Where it's from: Blackberries, the Palm's WebOS, Android (2.0 and up). Pretty much every smartphone that was capable of figuring out people might not like different apps for each individual email account.

-- iBooks

What it is: Now, finally, the iPhone has the ability to read ebooks. Nevermind that it's been capable of reading ebooks since the kindle app. Or that some apps are nothing but individual ebooks. This is totally different. Because these books? They're from iTunes. Which, as you know, only comes with awesome. Except for when iTunes sucks. Like on Windows.

Where it's from: This one's my favorite. In addition to copying Amazon, Barnes & Noble, and all the other publishers of ebooks and ebook readers, Apple is also copying themselves with this one. Not only has the iPhone been able to read ebooks, but the iPad came with iBooks built in. though the iPad will also be getting this upgrade in the fall. So the iPad will be upgrading to get iBooks support when, before, they only had iBooks support. Gah, I love this friggin' upgrade.

-- Custom Wallpapers

What it is: You heard me.

Where it's from: The early-to-mid 90s, I think?

-- Game Center

What it is: An online meeting center for gamers. Similar to Xbox Live. In all seriousness, this sounds pretty cool. The iPhone/iPod Touch have been great for games and an online meeting place, point system...um....whatever you gamers use Xbox Live for, heck I honestly don't really know. It sounds great.

Where it's from: Xbox Live and/or PlayStation Home, of course. But if you think "well, it's the first time one a phone", think again. While it's not out to the market yet, and yes Apple will be the first to put it in consumers hands on a phone, Microsoft already announced Xbox Live integration for Windows Phone Super Mega 7 Ultra Power Windows Phone 7, which is due to launch by the end of this year.

-- iAds

What it is: It's advertising. It's ads inside your phone. While certain other app markets prefer to let developers find their own in-app advertising solutions (even if they're owned by the same company). But Apple wants to bring the kind of ease and integration to your mobile advertising experience that you've come to expect from their products. With the iPhone 4.0 upgrade, you can expect to see in-app ads on free apps, paid apps, ridiculously over-priced apps....all kinds of apps! Because Apple knows, above all else, that what you, as a consumer, can never get enough of, it's ADS. And it's certainly not to get back at Google over something petty*.

Where it's from: The most obvious comparison is to Admob. Though it's hard to say that Apple is copying them in this regard. While the company is now owned by Google, Admob provides ads to Android phones and iPhones alike. But what the hey?

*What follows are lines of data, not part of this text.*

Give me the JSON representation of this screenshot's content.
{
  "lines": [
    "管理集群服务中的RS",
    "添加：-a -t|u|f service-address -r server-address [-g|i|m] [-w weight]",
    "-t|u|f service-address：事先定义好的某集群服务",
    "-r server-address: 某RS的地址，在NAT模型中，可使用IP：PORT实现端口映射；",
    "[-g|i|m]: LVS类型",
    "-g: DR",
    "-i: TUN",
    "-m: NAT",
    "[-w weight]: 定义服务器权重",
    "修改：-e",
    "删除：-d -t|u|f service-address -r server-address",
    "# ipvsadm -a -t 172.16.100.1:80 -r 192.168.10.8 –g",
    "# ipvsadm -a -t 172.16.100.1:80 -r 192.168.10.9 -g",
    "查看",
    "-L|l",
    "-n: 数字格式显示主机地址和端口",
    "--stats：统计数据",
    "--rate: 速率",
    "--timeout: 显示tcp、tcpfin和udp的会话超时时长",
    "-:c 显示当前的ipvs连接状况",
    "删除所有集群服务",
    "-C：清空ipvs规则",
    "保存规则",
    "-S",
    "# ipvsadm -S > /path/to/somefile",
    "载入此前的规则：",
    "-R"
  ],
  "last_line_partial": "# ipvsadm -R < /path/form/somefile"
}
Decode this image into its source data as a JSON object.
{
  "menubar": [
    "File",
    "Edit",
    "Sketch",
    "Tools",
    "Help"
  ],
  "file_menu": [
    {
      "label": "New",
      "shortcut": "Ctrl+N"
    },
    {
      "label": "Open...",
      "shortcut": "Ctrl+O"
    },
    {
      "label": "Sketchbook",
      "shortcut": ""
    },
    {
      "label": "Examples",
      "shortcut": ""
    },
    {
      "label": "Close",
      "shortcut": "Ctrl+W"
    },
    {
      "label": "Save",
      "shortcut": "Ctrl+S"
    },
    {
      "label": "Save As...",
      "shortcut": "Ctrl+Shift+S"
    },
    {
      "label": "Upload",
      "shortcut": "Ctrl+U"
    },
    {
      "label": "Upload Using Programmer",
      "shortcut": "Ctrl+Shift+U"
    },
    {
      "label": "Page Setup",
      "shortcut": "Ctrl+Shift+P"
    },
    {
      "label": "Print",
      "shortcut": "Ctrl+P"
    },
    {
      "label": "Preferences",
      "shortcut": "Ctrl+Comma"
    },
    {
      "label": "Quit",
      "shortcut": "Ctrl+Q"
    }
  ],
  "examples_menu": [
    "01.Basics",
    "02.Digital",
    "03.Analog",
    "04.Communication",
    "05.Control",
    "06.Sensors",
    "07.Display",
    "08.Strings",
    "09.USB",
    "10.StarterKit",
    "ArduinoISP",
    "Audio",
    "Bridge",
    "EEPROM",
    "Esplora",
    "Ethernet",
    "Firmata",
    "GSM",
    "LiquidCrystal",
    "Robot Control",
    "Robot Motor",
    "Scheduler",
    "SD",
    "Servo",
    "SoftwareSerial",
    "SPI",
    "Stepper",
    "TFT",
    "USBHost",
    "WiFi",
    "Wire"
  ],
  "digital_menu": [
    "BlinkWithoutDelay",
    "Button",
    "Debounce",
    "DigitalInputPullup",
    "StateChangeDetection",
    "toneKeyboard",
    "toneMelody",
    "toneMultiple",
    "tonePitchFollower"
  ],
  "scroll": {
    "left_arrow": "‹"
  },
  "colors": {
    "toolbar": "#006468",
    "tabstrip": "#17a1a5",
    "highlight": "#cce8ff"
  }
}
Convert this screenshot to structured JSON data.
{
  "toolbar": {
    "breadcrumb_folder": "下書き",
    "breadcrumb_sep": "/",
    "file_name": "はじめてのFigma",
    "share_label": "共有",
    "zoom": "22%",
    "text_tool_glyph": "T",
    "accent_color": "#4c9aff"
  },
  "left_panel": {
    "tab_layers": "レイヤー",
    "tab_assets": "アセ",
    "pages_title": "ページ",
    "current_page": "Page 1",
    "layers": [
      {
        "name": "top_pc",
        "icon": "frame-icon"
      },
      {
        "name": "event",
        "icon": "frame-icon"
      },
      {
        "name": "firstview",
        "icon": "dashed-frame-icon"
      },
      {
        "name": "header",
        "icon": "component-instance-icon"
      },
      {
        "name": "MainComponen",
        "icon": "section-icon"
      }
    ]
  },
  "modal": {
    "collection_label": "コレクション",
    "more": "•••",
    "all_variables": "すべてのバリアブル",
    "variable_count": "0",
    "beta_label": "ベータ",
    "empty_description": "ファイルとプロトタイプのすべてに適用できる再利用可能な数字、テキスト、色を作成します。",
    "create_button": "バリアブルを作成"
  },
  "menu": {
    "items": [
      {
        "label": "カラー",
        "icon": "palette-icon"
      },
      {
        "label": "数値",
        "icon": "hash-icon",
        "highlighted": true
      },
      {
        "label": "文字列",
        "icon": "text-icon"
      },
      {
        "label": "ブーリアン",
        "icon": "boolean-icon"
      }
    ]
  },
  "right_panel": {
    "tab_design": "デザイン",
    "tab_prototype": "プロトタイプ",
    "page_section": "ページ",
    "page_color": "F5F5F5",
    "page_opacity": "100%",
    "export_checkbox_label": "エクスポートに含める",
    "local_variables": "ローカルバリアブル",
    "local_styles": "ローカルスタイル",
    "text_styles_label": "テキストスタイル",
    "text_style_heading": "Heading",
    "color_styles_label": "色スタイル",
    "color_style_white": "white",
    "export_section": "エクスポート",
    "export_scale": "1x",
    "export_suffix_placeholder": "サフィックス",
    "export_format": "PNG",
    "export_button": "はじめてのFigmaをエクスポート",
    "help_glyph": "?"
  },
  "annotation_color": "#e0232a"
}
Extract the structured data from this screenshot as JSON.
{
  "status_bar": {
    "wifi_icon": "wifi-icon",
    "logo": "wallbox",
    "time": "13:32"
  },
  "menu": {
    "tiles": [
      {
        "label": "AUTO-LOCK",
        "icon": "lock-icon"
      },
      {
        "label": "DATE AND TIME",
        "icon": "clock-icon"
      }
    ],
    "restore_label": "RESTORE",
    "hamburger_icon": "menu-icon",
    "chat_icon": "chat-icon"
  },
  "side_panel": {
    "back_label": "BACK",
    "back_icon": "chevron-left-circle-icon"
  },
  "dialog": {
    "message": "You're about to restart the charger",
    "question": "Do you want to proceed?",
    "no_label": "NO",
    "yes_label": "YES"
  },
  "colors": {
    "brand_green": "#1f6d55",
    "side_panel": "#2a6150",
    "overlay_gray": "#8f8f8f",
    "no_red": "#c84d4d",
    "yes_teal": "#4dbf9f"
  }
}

We don't want to spoil a perfect score over a technicality do we?

INNOVATION!!!1ONE

So there you have it. Another year of Apple playing catch up. Admittedly, they did better this year than they did last when they only added MMS and copy and paste and a friggin' compass. But all in all, Apple's done it again. Revolutionizing the world by bringing their products up to par with all the "inferior" products that have had their "new" features for years.

*-- Unless you count this little tidbit as petty: "We tried to buy a company called admob, and Google came in and snatched them from us." -- Steve Jobs during the Q&A session.